Maybe John Prine made me a bigot but here is one simple question:
If our leaders can come up with a multiple million dollar incentive package for Peabody, why do they lack the ability to reform Kentucky’s tax laws so that they could adequately support government services?
Or at the very least why can they not pass a reasonable tax increase on cigarettes?
Of course, there is the question of whether this type of tax incentive works?
From the Center for Economic Development:
Researchers have also cautioned planners about the use of tax incentive programs. First, tax incentives may foster development by reducing business costs, but they can indirectly impede development if they reduce expenditures on public services that businesses value. (Bradbury, Kodrzycki &Tannenwald 1997). Second, it may be unrealistic to expect incentive programs to lead to job creation.
Fisher and Peters refer to the work of Netzer, who pointed out that economic development incentives generally reduce the cost of capital rather than labor, yet believes it is unlikely that the reduction in the cost of capital will lead to employment increases. Instead, Netzer asserted, we should expect some substitution of capital for labor, given that "the new capital induced by cheap credit or state corporate tax credits is likely to be largely exempt from local property taxes, it may be no great success from a local standpoint if the labor intensity of a new plant is quite low (often the case with the more spectacular industrial development bond issues of past decades). So it is important to distinguish between capital and labor subsidies." (Fisher & Peters 1997).

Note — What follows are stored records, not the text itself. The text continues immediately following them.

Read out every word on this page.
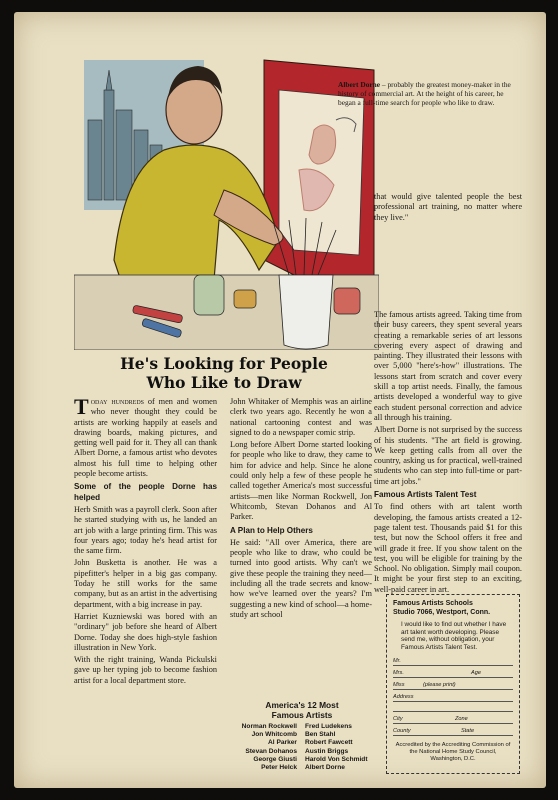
Albert Dorne – probably the greatest money-maker in the history of commercial art. At the height of his career, he began a full-time search for people who like to draw.
that would give talented people the best professional art training, no matter where they live."
He's Looking for People
Who Like to Draw

Today hundreds of men and women who never thought they could be artists are working happily at easels and drawing boards, making pictures, and getting well paid for it. They all can thank Albert Dorne, a famous artist who devotes almost his full time to helping other people become artists.

Some of the people Dorne has helped

Herb Smith was a payroll clerk. Soon after he started studying with us, he landed an art job with a large printing firm. This was four years ago; today he's head artist for the same firm.

John Busketta is another. He was a pipefitter's helper in a big gas company. Today he still works for the same company, but as an artist in the advertising department, with a big increase in pay.

Harriet Kuzniewski was bored with an "ordinary" job before she heard of Albert Dorne. Today she does high-style fashion illustration in New York.

With the right training, Wanda Pickulski gave up her typing job to become fashion artist for a local department store.

John Whitaker of Memphis was an airline clerk two years ago. Recently he won a national cartooning contest and was signed to do a newspaper comic strip.

Long before Albert Dorne started looking for people who like to draw, they came to him for advice and help. Since he alone could only help a few of these people he called together America's most successful artists—men like Norman Rockwell, Jon Whitcomb, Stevan Dohanos and Al Parker.

A Plan to Help Others

He said: "All over America, there are people who like to draw, who could be turned into good artists. Why can't we give these people the training they need—including all the trade secrets and know-how we've learned over the years? I'm suggesting a new kind of school—a home-study art school

The famous artists agreed. Taking time from their busy careers, they spent several years creating a remarkable series of art lessons covering every aspect of drawing and painting. They illustrated their lessons with over 5,000 "here's-how" illustrations. The lessons start from scratch and cover every skill a top artist needs. Finally, the famous artists developed a wonderful way to give each student personal correction and advice all through his training.

Albert Dorne is not surprised by the success of his students. "The art field is growing. We keep getting calls from all over the country, asking us for practical, well-trained students who can step into full-time or part-time art jobs."

Famous Artists Talent Test

To find others with art talent worth developing, the famous artists created a 12-page talent test. Thousands paid $1 for this test, but now the School offers it free and will grade it free. If you show talent on the test, you will be eligible for training by the School. No obligation. Simply mail coupon. It might be your first step to an exciting, well-paid career in art.

America's 12 Most
Famous Artists
Norman Rockwell	Fred Ludekens
Jon Whitcomb	Ben Stahl
Al Parker	Robert Fawcett
Stevan Dohanos	Austin Briggs
George Giusti	Harold Von Schmidt
Peter Helck	Albert Dorne
Famous Artists Schools
Studio 7066, Westport, Conn.
I would like to find out whether I have art talent worth developing. Please send me, without obligation, your Famous Artists Talent Test.
Mr.
Mrs.	Age
Miss	(please print)
Address
City	Zone
County	State
Accredited by the Accrediting Commission of the National Home Study Council, Washington, D.C.
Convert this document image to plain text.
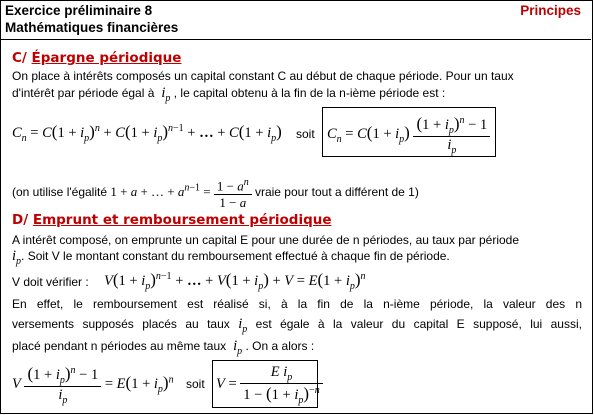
Exercice préliminaire 8
Mathématiques financières
Principes
C/ Épargne périodique
On place à intérêts composés un capital constant C au début de chaque période. Pour un taux
d'intérêt par période égal à $i_p$ , le capital obtenu à la fin de la n-ième période est :
$C_n = C(1 + i_p)^n + C(1 + i_p)^{n-1}$ + … + $C(1 + i_p)$ soit $C_n = C(1 + i_p) \frac{(1 + i_p)^n - 1}{i_p}$
(on utilise l'égalité 1 + a + … + $a^{n-1} = \frac{1 - a^n}{1 - a}$ vraie pour tout a différent de 1)
D/ Emprunt et remboursement périodique
A intérêt composé, on emprunte un capital E pour une durée de n périodes, au taux par période
$i_p$. Soit V le montant constant du remboursement effectué à chaque fin de période.
V doit vérifier :	$V(1 + i_p)^{n-1}$ + … + $V(1 + i_p) + V = E(1 + i_p)^n$
En effet, le remboursement est réalisé si, à la fin de la n-ième période, la valeur des n
versements supposés placés au taux $i_p$ est égale à la valeur du capital E supposé, lui aussi,
placé pendant n périodes au même taux $i_p$ . On a alors :
V $\frac{(1 + i_p)^n - 1}{i_p} = E(1 + i_p)^n$ soit $V = \frac{E i_p}{1 - (1 + i_p)^{-n}}$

The inconsistent findings regarding the effectiveness of incentives can also be seen in studies of enterprise zones. A majority of states have adopted enterprise zone legislation and several evaluations have been conducted to study the usefulness of this strategy. Because enterprise zones generally employ a number of incentives, they add to the body of literature assessing the value of incentives in promoting economic growth. In most cases, researchers found the benefits to be modest at best…..
A recent study of Louisville's enterprise zone (Lambert & Coomes 2001) further supports the argument that zones offer limited benefits. The study found little evidence of either economic or neighborhood revitalization benefits that could be attributed to the enterprise zone program.
Lambert and Coomes estimated that a minimum of $55 million in forgone tax revenue and fees and administrative costs was attributable to the program, but the number of jobs and employed residents within the zone actually fell even as the rest of the county experienced growth in both measures. While they admit being unable to determine precisely the costs and benefits of the enterprise zone program, they believe the benefits have been modest while the costs have been significant.
And finally is placing a coal gasification plant near the New Madrid Fault a really smart idea?